The school consolidates marine-related research and education programs under one administration and includes the Division of Marine Science based at the John C. Stennis Space Center in Hancock County; the USM Gulf Coast Research Laboratory and Division of Coastal Sciences in Ocean Springs; and the university's fleet of five research vessels.
"Through the new School of Ocean Science and Technology, the university will position itself as a national leader in marine science research," said Dr. Steven R. Moser, USM provost and senior vice president for academic affairs.
The school's director will be Dr. Monty Graham, chair of the Division of Marine Science and interim director of the Gulf Coast Research Laboratory. He said the school is an alignment of existing programs, meant to increase research productivity, improve coordination of research programs and better opportunities for external funding.
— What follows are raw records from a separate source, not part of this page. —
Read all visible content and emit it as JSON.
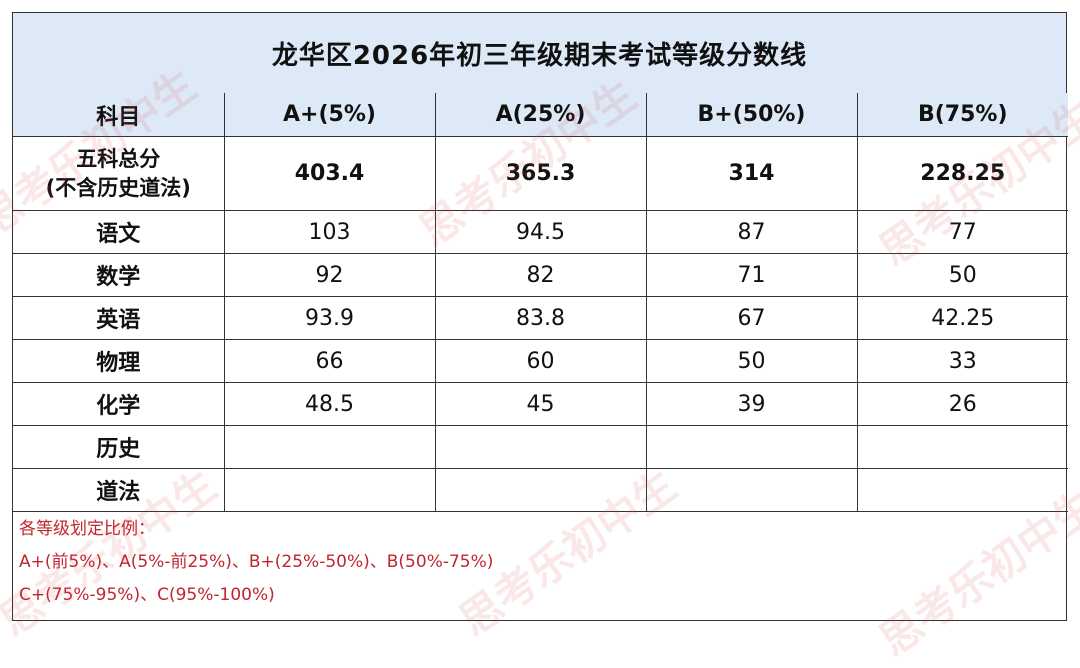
{
  "title": "龙华区2026年初三年级期末考试等级分数线",
  "header": {
    "subject": "科目",
    "levels": [
      "A+(5%)",
      "A(25%)",
      "B+(50%)",
      "B(75%)"
    ]
  },
  "total": {
    "label_line1": "五科总分",
    "label_line2": "(不含历史道法)",
    "values": [
      "403.4",
      "365.3",
      "314",
      "228.25"
    ]
  },
  "subjects": [
    {
      "name": "语文",
      "values": [
        "103",
        "94.5",
        "87",
        "77"
      ]
    },
    {
      "name": "数学",
      "values": [
        "92",
        "82",
        "71",
        "50"
      ]
    },
    {
      "name": "英语",
      "values": [
        "93.9",
        "83.8",
        "67",
        "42.25"
      ]
    },
    {
      "name": "物理",
      "values": [
        "66",
        "60",
        "50",
        "33"
      ]
    },
    {
      "name": "化学",
      "values": [
        "48.5",
        "45",
        "39",
        "26"
      ]
    },
    {
      "name": "历史",
      "values": [
        "",
        "",
        "",
        ""
      ]
    },
    {
      "name": "道法",
      "values": [
        "",
        "",
        "",
        ""
      ]
    }
  ],
  "notes": {
    "heading": "各等级划定比例：",
    "line1": "A+(前5%)、A(5%-前25%)、B+(25%-50%)、B(50%-75%)",
    "line2": "C+(75%-95%)、C(95%-100%)"
  },
  "watermark": "思考乐初中生"
}
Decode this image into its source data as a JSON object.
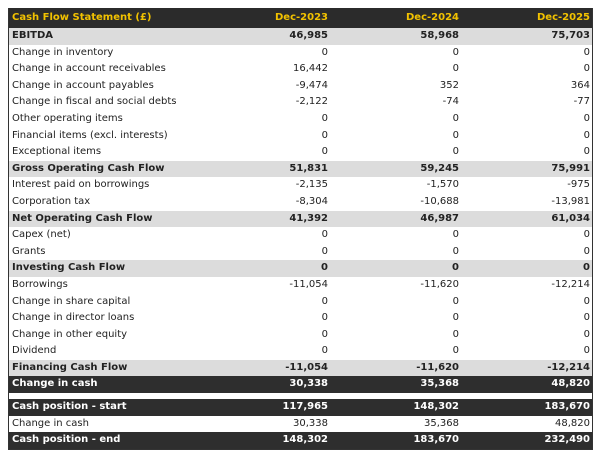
{
  "header": {
    "title": "Cash Flow Statement (£)",
    "columns": [
      "Dec-2023",
      "Dec-2024",
      "Dec-2025"
    ]
  },
  "colors": {
    "header_bg": "#2b2b2b",
    "header_text": "#f2c200",
    "subtotal_bg": "#dcdcdc",
    "total_bg": "#2e2e2e"
  },
  "rows": [
    {
      "label": "EBITDA",
      "type": "sub",
      "values": [
        "46,985",
        "58,968",
        "75,703"
      ]
    },
    {
      "label": "Change in inventory",
      "type": "normal",
      "values": [
        "0",
        "0",
        "0"
      ]
    },
    {
      "label": "Change in account receivables",
      "type": "normal",
      "values": [
        "16,442",
        "0",
        "0"
      ]
    },
    {
      "label": "Change in account payables",
      "type": "normal",
      "values": [
        "-9,474",
        "352",
        "364"
      ]
    },
    {
      "label": "Change in fiscal and social debts",
      "type": "normal",
      "values": [
        "-2,122",
        "-74",
        "-77"
      ]
    },
    {
      "label": "Other operating items",
      "type": "normal",
      "values": [
        "0",
        "0",
        "0"
      ]
    },
    {
      "label": "Financial items (excl. interests)",
      "type": "normal",
      "values": [
        "0",
        "0",
        "0"
      ]
    },
    {
      "label": "Exceptional items",
      "type": "normal",
      "values": [
        "0",
        "0",
        "0"
      ]
    },
    {
      "label": "Gross Operating Cash Flow",
      "type": "sub",
      "values": [
        "51,831",
        "59,245",
        "75,991"
      ]
    },
    {
      "label": "Interest paid on borrowings",
      "type": "normal",
      "values": [
        "-2,135",
        "-1,570",
        "-975"
      ]
    },
    {
      "label": "Corporation tax",
      "type": "normal",
      "values": [
        "-8,304",
        "-10,688",
        "-13,981"
      ]
    },
    {
      "label": "Net Operating Cash Flow",
      "type": "sub",
      "values": [
        "41,392",
        "46,987",
        "61,034"
      ]
    },
    {
      "label": "Capex (net)",
      "type": "normal",
      "values": [
        "0",
        "0",
        "0"
      ]
    },
    {
      "label": "Grants",
      "type": "normal",
      "values": [
        "0",
        "0",
        "0"
      ]
    },
    {
      "label": "Investing Cash Flow",
      "type": "sub",
      "values": [
        "0",
        "0",
        "0"
      ]
    },
    {
      "label": "Borrowings",
      "type": "normal",
      "values": [
        "-11,054",
        "-11,620",
        "-12,214"
      ]
    },
    {
      "label": "Change in share capital",
      "type": "normal",
      "values": [
        "0",
        "0",
        "0"
      ]
    },
    {
      "label": "Change in director loans",
      "type": "normal",
      "values": [
        "0",
        "0",
        "0"
      ]
    },
    {
      "label": "Change in other equity",
      "type": "normal",
      "values": [
        "0",
        "0",
        "0"
      ]
    },
    {
      "label": "Dividend",
      "type": "normal",
      "values": [
        "0",
        "0",
        "0"
      ]
    },
    {
      "label": "Financing Cash Flow",
      "type": "sub",
      "values": [
        "-11,054",
        "-11,620",
        "-12,214"
      ]
    },
    {
      "label": "Change in cash",
      "type": "dark",
      "values": [
        "30,338",
        "35,368",
        "48,820"
      ]
    },
    {
      "type": "gap"
    },
    {
      "label": "Cash position - start",
      "type": "dark",
      "values": [
        "117,965",
        "148,302",
        "183,670"
      ]
    },
    {
      "label": "Change in cash",
      "type": "normal",
      "values": [
        "30,338",
        "35,368",
        "48,820"
      ]
    },
    {
      "label": "Cash position - end",
      "type": "dark",
      "values": [
        "148,302",
        "183,670",
        "232,490"
      ]
    }
  ]
}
The school will be the only one in North America to offer an undergraduate degree in marine science with an emphasis in hydrographic science.
"One of the most important results of creating this school is we are now bringing people of different disciplines together for profound research," said Dr. David Hayhurst, dean of the College of Science and Technology. "There is significant synergy within these different divisions that will allow a much broader stroke of scientific discoveries."
Graham said Coast residents, in particular, should benefit from the formation of the school.
"Before this school was created, the challenge to respond in the face of natural disasters like Hurricane Katrina or the 2010 oil spill was daunting; you had to go through multiple layers and a series of approvals before any action could be taken," he said. "With the new school creating a house for all of the resources to exist under a single unit, a response will be efficient and well organized."
After the oil spill, USM led the way in mapping and analyzing the oil spill's effects on the Gulf's ecosystem. Faculty and staff within GCRL and the Division of Marine Science began investigating and processing the damage as 200 million gallons of crude oil billowed into the Gulf of Mexico. Within two weeks after the initial explosion, the University assembled an Oil Spill Response Team to coordinate efforts in monitoring the spill's repercussions. More than six years after the spill, faculty continue to research and study the effects in Gulf waters.
About 60 guests and stakeholders gathered at the top of the Island View Casino Resort on Monday afternoon for the announcement and reception.
Graham said the school will gauge its success by "increased graduate and undergraduate enrollment, increased scholarly output by faculty, and meeting the educated workforce needs of the growing blue economy on the Mississippi Gulf Coast."
The research vessel fleet includes the new 60-foot R/V Jim Franks, completed in February, and the 135-foot R/V Point Sur, acquired by the University in February 2015. The R/V Point Suris the only oceanographic class research vessel home-ported in the northern Gulf of Mexico east of the Mississippi River.